Mr. Pirosh liked writing. But his heart just wasn’t in copywriting. It was in screenwriting.

“Dear Sir,” Mr. Pirosh began his cover letter to all the motion picture studio people he could get addresses for, “I like words.”

And Mr. Pirosh meant all kinds of words. “I like fat buttery words, such as ooze, turpitude, glutinous, toady,” he wrote. And “I like Oh-Heavens, my-gracious, land’s-sake words, such as tricksy, tucker, genteel, horrid.”

He made good money as a copywriter. Money for junior writers in Hollywood wouldn’t hold a candle to that.

But the truth, Mr. Pirosh wrote, was this: “I like the word screenwriter better than copywriter, so I decided to quit my job in a New York advertising agency and try my luck in Hollywood.”

He didn’t know anyone in the movies. Didn’t know anything about the movies. But he liked the movies. And he liked words.

So, to the motion picture studio folks, he asked: “May I have a few with you?”

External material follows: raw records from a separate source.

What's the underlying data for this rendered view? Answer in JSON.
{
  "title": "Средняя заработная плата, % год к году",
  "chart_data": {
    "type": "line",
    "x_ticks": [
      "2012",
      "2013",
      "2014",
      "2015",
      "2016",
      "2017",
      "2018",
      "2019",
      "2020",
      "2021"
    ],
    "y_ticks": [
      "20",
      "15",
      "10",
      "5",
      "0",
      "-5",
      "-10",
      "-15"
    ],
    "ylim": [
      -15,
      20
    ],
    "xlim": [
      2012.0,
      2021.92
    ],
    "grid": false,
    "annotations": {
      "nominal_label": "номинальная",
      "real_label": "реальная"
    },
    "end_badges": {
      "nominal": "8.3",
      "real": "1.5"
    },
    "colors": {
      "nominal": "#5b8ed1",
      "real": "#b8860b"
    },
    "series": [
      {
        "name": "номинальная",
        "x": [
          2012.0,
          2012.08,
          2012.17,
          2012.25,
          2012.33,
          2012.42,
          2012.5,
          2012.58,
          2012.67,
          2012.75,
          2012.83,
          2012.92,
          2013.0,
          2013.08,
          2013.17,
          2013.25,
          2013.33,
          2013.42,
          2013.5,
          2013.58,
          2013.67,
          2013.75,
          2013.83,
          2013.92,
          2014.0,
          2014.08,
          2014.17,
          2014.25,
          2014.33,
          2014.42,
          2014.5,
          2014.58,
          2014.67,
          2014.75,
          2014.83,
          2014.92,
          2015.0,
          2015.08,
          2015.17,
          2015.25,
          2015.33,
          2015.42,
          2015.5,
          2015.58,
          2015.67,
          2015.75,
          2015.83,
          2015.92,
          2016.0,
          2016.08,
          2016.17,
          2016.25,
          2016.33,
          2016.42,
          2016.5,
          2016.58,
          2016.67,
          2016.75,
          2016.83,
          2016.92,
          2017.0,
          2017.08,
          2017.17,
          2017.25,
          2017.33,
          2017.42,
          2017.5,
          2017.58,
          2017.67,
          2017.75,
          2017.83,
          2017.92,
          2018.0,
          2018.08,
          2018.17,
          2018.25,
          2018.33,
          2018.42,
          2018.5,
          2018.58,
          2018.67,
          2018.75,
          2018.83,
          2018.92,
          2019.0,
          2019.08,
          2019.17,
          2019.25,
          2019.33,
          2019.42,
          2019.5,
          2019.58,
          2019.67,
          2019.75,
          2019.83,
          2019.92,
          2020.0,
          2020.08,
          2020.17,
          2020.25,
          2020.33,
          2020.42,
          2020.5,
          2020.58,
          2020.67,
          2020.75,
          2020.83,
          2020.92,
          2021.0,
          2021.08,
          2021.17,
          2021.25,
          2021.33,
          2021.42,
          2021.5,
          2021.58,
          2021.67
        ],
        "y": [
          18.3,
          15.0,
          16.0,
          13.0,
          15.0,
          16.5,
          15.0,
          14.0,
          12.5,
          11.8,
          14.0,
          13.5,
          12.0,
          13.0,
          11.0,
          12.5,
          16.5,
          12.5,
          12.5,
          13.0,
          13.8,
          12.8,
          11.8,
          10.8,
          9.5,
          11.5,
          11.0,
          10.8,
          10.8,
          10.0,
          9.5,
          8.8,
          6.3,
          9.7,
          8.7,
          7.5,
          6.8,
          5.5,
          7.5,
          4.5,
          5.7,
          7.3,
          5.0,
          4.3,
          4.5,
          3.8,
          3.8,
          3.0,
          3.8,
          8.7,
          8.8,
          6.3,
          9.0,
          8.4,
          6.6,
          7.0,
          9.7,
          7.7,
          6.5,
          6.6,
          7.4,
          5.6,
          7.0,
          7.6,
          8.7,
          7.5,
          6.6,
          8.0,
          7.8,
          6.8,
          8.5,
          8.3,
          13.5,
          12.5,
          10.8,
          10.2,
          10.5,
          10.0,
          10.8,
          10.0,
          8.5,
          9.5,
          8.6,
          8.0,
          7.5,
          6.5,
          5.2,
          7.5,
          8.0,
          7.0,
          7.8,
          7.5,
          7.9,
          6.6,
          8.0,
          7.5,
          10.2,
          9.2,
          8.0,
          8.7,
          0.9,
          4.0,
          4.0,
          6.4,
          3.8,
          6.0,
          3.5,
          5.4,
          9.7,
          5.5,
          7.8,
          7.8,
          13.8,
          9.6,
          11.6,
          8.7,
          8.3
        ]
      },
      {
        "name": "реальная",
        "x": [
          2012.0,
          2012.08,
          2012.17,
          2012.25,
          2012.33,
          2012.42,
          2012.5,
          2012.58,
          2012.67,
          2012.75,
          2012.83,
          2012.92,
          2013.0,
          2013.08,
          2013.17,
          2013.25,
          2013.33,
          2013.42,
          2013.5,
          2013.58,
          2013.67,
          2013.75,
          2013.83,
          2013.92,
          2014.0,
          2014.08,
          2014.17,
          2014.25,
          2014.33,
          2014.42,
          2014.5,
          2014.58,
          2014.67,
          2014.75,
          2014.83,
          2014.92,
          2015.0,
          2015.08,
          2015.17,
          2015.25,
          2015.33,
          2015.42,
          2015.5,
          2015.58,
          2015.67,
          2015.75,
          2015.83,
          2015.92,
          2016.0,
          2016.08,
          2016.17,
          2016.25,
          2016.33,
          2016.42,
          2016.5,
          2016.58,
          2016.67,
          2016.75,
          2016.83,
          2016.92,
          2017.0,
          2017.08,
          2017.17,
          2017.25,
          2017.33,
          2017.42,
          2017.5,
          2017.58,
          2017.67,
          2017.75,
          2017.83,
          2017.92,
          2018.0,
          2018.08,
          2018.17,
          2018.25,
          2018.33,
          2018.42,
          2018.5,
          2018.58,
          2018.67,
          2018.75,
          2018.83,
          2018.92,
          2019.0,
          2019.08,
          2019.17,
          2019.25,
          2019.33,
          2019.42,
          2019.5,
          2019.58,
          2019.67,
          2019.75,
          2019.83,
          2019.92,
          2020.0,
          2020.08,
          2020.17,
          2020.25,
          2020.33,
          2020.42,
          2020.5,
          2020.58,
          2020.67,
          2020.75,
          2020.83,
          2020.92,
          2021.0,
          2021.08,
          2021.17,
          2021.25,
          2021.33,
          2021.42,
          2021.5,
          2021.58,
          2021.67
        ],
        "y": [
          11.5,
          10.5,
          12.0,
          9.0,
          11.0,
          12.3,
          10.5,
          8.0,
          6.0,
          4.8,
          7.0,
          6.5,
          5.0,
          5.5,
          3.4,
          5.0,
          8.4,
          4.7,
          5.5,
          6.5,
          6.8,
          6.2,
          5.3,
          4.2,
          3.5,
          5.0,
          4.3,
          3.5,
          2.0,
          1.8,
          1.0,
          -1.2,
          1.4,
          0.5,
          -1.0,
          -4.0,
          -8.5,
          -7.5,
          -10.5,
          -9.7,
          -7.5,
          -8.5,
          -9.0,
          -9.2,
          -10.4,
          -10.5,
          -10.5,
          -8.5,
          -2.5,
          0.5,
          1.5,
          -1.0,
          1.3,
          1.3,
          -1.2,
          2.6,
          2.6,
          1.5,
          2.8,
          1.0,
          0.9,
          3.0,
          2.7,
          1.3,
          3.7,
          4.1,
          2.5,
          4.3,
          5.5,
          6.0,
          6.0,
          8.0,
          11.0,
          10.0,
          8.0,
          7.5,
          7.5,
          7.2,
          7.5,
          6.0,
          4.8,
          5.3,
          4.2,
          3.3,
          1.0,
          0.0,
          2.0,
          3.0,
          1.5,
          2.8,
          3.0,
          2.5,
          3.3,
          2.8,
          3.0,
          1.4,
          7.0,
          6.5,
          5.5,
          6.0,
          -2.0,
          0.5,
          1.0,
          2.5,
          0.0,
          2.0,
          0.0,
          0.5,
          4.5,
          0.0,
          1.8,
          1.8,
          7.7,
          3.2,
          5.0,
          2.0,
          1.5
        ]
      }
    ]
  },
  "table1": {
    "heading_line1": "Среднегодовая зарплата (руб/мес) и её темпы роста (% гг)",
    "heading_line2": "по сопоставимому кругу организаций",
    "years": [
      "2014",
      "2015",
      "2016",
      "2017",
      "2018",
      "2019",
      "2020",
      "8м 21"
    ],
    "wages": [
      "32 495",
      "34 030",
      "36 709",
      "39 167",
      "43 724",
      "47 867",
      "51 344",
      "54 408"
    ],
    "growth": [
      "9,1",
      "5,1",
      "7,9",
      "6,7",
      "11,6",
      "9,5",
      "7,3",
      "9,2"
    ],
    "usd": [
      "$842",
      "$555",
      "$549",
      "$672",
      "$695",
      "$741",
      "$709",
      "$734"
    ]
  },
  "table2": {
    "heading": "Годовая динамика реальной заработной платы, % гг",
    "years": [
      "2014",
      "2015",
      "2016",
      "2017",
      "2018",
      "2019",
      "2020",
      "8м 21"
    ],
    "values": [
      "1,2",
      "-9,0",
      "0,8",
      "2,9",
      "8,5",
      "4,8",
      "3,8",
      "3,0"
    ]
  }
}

Mr. Pirosh got an encouraging note from one studio. He packed his bags, headed west, and eventually landed a $35-a-week gig at MGM.

He went on to write for the Marx Brothers, “Hawaii Five-0,” “The Waltons,” “Bonanza.” His words were spoken by big stars, such as William Shatner, Mary Tyler Moore, Rock Hudson. He won an Oscar in 1949 for his Battleground screenplay.

And when Robert Pirosh died in 1989, half a century after he sent that cover letter, half a century after he left good money for $35-a-week, he would be described by many words. Among which was one that he especially liked: screenwriter.